"Joy and pleasure are as real as pain and sorrow and one must learn what they have to teach. . . ." -- Sean Russell, from Gatherer of Clouds

"If you're not having fun, you're not doing it right." -- Helyn D. Goldenberg

"I love you and I'm not afraid." -- Evanescence, "My Last Breath"

“If I hear ‘not allowed’ much oftener,” said Sam, “I’m going to get angry.” -- J.R.R. Tolkien, from Lord of the Rings

Sunday, October 14, 2012

Reviews in Brief: Some Thoughts on Peter Jackson's The Lord of the Rings

I broke down and bought the DVDs for Peter Jackson's The Lord of the Rings trilogy, mostly because I got them really cheap. After watching a couple of times, I have some thoughts. This is not really a "review" as such, just some things I noticed. (I should note that this is based on the DVD of the theatrical release. I'm not sure I could survive the extended version.)

First, a caveat: Adaptations from one medium to another are, as they say, fraught with consequences. One of the most successful adaptations I've seen was Brokeback Mountain, and that was developed from a short story. One might guess, then, that adapting a trilogy of novels that run well over a thousand pages would pose some risks. I've tried to stay away from comparisons, because the film is not the book, but there are a number of problem areas that caught my attention that are, I think, internal to the film.
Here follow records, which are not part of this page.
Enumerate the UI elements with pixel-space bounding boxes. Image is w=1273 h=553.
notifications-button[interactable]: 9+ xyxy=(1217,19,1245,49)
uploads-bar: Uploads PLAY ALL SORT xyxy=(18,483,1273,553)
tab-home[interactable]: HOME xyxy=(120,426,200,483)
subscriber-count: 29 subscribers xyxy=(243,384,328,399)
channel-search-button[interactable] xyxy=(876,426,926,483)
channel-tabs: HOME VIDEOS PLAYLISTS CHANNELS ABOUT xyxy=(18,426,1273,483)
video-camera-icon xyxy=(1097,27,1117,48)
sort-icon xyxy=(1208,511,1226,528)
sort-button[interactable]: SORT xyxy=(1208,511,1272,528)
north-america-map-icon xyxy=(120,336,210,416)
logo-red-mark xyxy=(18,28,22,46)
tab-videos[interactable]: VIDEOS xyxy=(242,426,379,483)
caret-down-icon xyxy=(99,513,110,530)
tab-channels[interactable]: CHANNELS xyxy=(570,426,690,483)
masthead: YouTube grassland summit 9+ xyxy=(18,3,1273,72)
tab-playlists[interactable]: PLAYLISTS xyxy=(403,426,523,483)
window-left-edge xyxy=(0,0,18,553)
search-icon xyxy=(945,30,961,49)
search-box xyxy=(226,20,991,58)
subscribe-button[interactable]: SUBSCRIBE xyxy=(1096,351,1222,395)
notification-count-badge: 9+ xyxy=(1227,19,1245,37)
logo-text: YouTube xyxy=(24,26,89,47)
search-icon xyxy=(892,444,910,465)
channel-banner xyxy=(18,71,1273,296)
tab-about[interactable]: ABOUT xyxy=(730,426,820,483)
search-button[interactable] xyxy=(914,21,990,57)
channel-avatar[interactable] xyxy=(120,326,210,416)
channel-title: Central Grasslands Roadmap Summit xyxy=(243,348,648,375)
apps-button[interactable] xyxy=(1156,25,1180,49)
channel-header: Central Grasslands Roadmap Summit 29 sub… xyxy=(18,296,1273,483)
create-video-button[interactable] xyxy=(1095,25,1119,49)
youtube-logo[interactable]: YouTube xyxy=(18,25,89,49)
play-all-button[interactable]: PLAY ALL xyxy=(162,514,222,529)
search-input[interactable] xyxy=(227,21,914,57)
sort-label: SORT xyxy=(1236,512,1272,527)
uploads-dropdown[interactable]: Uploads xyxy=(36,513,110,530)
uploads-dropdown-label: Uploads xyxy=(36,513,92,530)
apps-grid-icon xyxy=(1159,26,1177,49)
Character and motivations: What I call the "basis" for the action. A few things jumped out at me: Merry and Pippin wind up on the quest by happenstance, and there's really no foundation for their participation aside from that. We get no real sense of a bond between them and Frodo that would support their involvement on any other than the most rudimentary level. Likewise, the relationship between Eowyn and Faramir is left to assumption -- we get one glimpse of them standing next to each other at the coronation, but as I recall, there's not even a glance to seal the assumption. Aragorn as a character is well done, within a somewhat limited scope, but there's a dimension missing: what he is in the movie is an adventurer on his way to becoming a king and not a king on the way to reclaiming his throne, despite repeated references to his heritage. There's a difference. Leaving the reforging of Anduril until late in the story was a mistake, I think, as was glossing over Aragorn's confrontation with Sauron via the palantir. Again, it leaves important parts of the story with no basis -- too often, I found myself wonder "Why is this happening?"

I don't know what Cate Blanchett had been smoking -- she looked and acted like she was stoned -- but it should probably be illegal. Galadriel has none of the humanity one sees in the other elves, and again, it undercuts the impact of what she says and does.

On the whole, the characters for the most part lack depth, and given the caliber of the cast, I have to fault the script.

The one other important respect in which I think the film trilogy falls short is that Jackson couldn't seem to settle on a consistent tone. Even without reference to the books, what we're seeing is high heroic fantasy, in which we're assured the good guys win (Jackson even sets it up so that the Shire is completely untouched by Sauron's machinations), but the context is Hollywood realism in a fairly run-of-the-mill adventure story. It's an uneasy mix, and Jackson didn't seem to be able to find a comfortable middle ground.

The Fellowship of the Ring is certainly the best of the three -- the tightest and most coherent -- while the other two gradually come unglued.

I'll probably watch the whole thing again, at some point, in spite of Jackson's tendency to milk scenes that need to be tight and truncate scenes that need more development -- there are too many of those to enumerate, but take the final scene in the Grey Havens as the type specimen -- because there is credible work done by the cast, and the scenery is gorgeous. (And there's another disjunction with the action: there's more fantasy in the landscape than in the story.)